The History of Medicine in the Yuan Dynasty

Kublai Khan, founder of the Yuan dynasty

The Yuan dynasty was the heir state to the Mongol Empire after its partition and a ruling dynasty of China founded by Kublai Khan, leader of the Mongol Borjigin clan, lasting from 1271 CE to 1368 CE. In Chinese historiography, this dynasty replaced the Song dynasty and scouted the Ming dynasty.

Although Genghis Khan had been crowned with the Chinese title of Emperor in 1206 CE and the Mongol Empire had ruled regions including modern-day northern China for decades, it was not until 1271 CE that Kublai Khan officially declared the dynasty in the classical Chinese style. The conquest was not finished until 1279 CE when the Southern Song dynasty was overthrown in the Battle of Yamen. His kingdom was, by this point, separated from the other Mongol khanates and dominated most of modern-day China and its neighboring areas, including modern Mongolia.

Medicine

The Yuan court’s physicians came from different cultures. Healers were split into traditional Mongol shamans and non-Mongol physicians called otachi. The Mongols marked otachi doctors by their use of herbaceous remedies, which was separated from the religious cures of Mongol shamanism. Physicians gained formal support from the Yuan administration and were given proper legal privileges. Kublai founded the Imperial Academy of Medicine to accomplish medical treatises and the education of new specialists.
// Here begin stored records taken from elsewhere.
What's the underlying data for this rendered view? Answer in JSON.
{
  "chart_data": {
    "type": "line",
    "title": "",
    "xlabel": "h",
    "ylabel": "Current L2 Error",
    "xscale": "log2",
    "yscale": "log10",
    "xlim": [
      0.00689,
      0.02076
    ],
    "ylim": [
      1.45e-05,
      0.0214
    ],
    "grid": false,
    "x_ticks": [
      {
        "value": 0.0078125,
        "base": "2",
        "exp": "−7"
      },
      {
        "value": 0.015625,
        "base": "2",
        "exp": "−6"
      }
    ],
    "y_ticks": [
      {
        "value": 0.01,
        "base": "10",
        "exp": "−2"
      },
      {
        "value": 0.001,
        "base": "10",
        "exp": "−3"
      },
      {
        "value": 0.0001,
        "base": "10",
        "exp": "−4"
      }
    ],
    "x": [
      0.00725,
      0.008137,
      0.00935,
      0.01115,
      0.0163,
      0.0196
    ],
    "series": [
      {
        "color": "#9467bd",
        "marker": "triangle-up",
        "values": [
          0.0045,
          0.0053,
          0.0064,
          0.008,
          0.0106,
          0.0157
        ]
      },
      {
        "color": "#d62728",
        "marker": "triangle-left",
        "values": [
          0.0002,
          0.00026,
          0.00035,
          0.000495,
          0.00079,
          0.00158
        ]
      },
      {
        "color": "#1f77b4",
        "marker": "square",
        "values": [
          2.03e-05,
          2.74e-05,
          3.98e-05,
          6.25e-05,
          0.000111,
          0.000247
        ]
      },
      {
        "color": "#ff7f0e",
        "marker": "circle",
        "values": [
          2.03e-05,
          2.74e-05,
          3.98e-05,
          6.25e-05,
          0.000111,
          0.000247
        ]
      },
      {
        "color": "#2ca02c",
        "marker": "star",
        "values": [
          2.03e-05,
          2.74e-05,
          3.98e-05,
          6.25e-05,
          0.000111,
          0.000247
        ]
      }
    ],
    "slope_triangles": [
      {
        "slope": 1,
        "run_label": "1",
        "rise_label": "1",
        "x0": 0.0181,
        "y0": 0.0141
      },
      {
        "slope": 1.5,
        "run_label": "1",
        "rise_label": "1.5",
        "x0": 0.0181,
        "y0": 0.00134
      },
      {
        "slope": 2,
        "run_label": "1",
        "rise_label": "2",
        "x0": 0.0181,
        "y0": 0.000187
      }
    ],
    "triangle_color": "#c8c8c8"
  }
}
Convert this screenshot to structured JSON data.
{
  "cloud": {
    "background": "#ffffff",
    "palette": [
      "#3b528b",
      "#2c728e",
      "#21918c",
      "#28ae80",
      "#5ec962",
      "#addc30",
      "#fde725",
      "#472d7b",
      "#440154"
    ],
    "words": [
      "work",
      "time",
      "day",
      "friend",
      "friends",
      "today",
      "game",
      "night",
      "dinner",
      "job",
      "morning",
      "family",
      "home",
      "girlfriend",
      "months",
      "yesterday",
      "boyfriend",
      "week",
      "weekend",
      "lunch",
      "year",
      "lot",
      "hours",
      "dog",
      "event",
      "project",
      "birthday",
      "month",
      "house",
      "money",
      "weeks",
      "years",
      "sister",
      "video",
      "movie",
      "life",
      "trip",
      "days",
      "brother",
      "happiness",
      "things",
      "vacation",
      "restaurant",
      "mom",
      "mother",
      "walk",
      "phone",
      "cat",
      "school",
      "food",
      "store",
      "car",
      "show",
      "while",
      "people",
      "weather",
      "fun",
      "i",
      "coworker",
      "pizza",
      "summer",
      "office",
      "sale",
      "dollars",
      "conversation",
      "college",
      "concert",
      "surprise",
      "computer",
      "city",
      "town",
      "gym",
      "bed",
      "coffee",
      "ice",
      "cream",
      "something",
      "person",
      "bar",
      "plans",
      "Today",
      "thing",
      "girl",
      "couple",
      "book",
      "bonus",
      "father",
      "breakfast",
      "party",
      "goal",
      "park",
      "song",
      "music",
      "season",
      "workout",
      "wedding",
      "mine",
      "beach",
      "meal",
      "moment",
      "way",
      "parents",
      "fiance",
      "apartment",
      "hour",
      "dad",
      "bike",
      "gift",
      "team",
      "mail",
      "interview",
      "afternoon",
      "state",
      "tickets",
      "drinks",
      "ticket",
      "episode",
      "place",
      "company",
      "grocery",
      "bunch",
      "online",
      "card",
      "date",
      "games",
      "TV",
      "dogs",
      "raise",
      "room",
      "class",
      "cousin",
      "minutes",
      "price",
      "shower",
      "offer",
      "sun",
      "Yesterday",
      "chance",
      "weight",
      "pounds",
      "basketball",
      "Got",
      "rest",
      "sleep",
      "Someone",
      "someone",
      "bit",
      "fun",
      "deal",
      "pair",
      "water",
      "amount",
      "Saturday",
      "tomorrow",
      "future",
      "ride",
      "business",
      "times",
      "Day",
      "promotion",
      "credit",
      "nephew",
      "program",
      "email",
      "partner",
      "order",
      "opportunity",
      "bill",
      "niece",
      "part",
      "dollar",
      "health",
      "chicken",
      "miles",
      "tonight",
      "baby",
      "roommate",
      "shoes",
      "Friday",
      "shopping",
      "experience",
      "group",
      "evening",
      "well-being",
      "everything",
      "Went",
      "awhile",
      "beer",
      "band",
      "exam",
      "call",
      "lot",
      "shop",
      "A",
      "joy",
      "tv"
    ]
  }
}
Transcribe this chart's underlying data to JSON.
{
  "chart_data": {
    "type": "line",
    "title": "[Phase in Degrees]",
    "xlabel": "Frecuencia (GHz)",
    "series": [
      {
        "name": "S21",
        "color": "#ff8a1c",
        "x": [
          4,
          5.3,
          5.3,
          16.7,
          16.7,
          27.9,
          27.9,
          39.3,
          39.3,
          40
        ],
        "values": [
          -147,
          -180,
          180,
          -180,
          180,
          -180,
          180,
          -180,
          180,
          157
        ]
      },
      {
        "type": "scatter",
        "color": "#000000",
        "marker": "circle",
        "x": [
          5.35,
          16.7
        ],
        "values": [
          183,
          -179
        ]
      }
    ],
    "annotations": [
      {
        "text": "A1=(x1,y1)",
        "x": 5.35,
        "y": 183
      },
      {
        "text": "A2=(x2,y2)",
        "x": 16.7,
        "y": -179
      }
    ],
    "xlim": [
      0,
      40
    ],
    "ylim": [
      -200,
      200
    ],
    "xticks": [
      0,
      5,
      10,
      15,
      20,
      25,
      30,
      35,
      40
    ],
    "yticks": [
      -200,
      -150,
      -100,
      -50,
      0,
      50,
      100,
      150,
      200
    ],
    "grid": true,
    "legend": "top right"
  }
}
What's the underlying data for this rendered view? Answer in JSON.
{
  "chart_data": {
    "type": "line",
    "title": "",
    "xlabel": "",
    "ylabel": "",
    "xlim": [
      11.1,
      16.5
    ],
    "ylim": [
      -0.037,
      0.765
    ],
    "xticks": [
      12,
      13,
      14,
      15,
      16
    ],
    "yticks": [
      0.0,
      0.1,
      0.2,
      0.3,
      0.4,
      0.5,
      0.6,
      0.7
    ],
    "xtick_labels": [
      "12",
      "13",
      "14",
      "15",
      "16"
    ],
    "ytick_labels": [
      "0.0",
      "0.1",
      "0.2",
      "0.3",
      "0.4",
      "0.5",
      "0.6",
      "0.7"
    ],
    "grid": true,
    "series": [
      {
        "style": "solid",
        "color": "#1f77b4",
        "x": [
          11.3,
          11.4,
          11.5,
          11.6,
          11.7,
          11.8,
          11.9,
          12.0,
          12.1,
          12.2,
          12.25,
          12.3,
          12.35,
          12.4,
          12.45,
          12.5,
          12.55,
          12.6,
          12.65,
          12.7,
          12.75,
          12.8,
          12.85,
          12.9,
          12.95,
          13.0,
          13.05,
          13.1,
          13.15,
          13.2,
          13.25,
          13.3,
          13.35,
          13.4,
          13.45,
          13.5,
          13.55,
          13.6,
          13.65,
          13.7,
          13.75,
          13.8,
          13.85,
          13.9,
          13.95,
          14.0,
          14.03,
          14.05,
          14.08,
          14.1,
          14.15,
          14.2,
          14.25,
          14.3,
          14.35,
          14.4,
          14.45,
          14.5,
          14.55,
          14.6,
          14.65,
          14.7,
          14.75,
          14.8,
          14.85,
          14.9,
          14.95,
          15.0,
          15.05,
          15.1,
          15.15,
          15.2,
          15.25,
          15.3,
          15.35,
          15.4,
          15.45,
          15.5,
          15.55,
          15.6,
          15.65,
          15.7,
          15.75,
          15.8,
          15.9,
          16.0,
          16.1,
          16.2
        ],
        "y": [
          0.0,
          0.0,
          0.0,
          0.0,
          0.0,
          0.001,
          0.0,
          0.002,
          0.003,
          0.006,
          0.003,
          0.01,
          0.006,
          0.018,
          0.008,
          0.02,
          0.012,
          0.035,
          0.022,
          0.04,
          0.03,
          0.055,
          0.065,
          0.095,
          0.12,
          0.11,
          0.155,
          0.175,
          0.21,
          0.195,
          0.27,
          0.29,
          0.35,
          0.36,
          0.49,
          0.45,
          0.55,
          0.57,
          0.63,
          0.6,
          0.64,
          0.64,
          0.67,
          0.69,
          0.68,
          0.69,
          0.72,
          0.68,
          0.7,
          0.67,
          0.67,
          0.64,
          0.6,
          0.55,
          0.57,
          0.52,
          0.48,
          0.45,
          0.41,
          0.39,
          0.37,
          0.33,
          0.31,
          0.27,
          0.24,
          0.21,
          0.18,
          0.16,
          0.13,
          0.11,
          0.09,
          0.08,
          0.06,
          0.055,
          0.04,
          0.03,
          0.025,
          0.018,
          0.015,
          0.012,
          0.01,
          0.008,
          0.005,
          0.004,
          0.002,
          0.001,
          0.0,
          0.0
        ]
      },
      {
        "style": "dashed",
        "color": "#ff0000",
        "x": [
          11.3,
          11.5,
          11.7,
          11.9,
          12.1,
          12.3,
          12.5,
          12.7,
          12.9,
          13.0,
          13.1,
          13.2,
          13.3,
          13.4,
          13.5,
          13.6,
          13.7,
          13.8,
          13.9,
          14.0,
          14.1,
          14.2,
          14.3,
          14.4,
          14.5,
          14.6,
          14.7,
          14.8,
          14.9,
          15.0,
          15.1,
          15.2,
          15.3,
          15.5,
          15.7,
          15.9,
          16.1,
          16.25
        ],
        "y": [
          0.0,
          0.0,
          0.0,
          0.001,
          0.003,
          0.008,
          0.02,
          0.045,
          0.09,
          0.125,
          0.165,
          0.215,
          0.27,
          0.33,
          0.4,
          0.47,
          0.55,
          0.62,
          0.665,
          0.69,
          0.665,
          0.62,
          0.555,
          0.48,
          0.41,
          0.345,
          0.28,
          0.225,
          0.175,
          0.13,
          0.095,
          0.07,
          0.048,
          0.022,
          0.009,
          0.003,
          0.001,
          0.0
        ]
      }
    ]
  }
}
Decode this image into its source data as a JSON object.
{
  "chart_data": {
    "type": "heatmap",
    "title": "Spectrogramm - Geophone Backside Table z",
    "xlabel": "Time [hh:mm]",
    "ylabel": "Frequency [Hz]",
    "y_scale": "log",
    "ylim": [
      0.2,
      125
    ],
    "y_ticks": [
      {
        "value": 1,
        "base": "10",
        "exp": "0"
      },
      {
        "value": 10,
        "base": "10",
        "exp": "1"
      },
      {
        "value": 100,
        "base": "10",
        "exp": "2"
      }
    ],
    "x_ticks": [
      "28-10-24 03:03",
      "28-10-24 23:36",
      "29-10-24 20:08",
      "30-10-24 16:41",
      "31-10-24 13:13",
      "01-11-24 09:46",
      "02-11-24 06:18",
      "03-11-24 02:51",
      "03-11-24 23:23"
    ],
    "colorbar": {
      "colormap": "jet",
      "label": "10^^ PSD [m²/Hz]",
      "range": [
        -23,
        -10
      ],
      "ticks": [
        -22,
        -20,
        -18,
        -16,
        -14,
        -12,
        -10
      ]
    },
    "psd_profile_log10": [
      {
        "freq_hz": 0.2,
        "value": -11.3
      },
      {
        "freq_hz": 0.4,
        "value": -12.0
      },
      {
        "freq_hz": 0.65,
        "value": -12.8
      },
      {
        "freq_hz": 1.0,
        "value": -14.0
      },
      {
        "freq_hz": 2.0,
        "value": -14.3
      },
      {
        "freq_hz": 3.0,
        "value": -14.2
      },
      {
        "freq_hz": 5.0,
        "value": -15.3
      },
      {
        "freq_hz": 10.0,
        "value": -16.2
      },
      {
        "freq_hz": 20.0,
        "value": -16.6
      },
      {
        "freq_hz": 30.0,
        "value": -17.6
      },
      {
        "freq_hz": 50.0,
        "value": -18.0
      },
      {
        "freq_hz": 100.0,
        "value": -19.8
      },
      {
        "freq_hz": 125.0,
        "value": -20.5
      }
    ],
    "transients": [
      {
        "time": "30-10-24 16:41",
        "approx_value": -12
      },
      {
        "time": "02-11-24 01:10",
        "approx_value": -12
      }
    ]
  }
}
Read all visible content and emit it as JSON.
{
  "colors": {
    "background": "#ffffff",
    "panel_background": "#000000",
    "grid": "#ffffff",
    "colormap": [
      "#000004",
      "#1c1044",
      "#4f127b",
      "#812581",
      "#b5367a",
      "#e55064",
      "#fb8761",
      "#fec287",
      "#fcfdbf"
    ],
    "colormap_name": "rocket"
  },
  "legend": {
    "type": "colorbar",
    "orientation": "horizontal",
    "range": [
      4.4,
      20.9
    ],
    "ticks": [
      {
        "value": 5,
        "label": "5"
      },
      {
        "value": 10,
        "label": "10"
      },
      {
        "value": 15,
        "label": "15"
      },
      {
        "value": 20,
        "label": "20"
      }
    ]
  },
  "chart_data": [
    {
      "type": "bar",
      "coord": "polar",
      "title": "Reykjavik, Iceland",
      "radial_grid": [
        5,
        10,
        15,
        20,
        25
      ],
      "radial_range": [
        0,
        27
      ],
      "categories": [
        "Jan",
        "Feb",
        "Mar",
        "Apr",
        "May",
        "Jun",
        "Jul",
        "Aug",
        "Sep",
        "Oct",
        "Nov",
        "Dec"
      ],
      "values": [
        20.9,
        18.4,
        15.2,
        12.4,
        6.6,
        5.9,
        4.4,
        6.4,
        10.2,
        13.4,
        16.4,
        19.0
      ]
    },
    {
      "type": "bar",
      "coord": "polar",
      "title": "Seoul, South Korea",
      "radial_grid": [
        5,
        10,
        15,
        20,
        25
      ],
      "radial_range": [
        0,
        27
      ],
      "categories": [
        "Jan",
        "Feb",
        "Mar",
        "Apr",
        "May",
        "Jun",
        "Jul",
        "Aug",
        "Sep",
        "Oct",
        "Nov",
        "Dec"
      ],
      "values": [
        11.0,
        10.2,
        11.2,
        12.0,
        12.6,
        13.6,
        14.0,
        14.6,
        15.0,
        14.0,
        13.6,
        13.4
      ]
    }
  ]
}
Confucian scholars were drawn to the medical profession because medical ethics were compatible with Confucian virtues, and it ensured a high income.

The Chinese medicinal culture of the Yuan had “Four Great Schools” that the Yuan acquired from the Jin dynasty. All four schools were focused on the same rational foundation but supported different academic approaches toward Medicine and treatment. Under the Mongols, the practice of Chinese Medicine evolved to other parts of the mighty empire. Chinese practitioners were taken along armed campaigns by the Mongols as they extended towards the west. Chinese medical techniques such as moxibustion, acupuncture, pulse diagnosis, and numerous herbal elixirs and drugs were moved westward to the Middle East and the rest of the kingdom. Numerous medical advances were possible in the Yuan era. The physician Wei Yilin (1277 CE–1347 CE) invented a suspension method for overcoming dislocated joints, which he did by using anesthetics. The Mongol doctor Hu Sihui described the value of a healthy diet in a 1330 medical paper.

Western Medicine was also trained in China by the Nestorian Christians of the Yuan court. They would bring in doctors from India and get trained in Indian Medicine. The Nestorian doctor Jesus the Interpreter established the Office of Western Medicine in 1263 CE during the reign of Kublai in the same era. Huihui doctors living at two imperial hospitals were responsible for treating the imperial family and court members. Chinese physicians, sadly, opposed Western Medicine because its system contradicted the yin-yang and wuxing philosophy carrying traditional Chinese Medicine.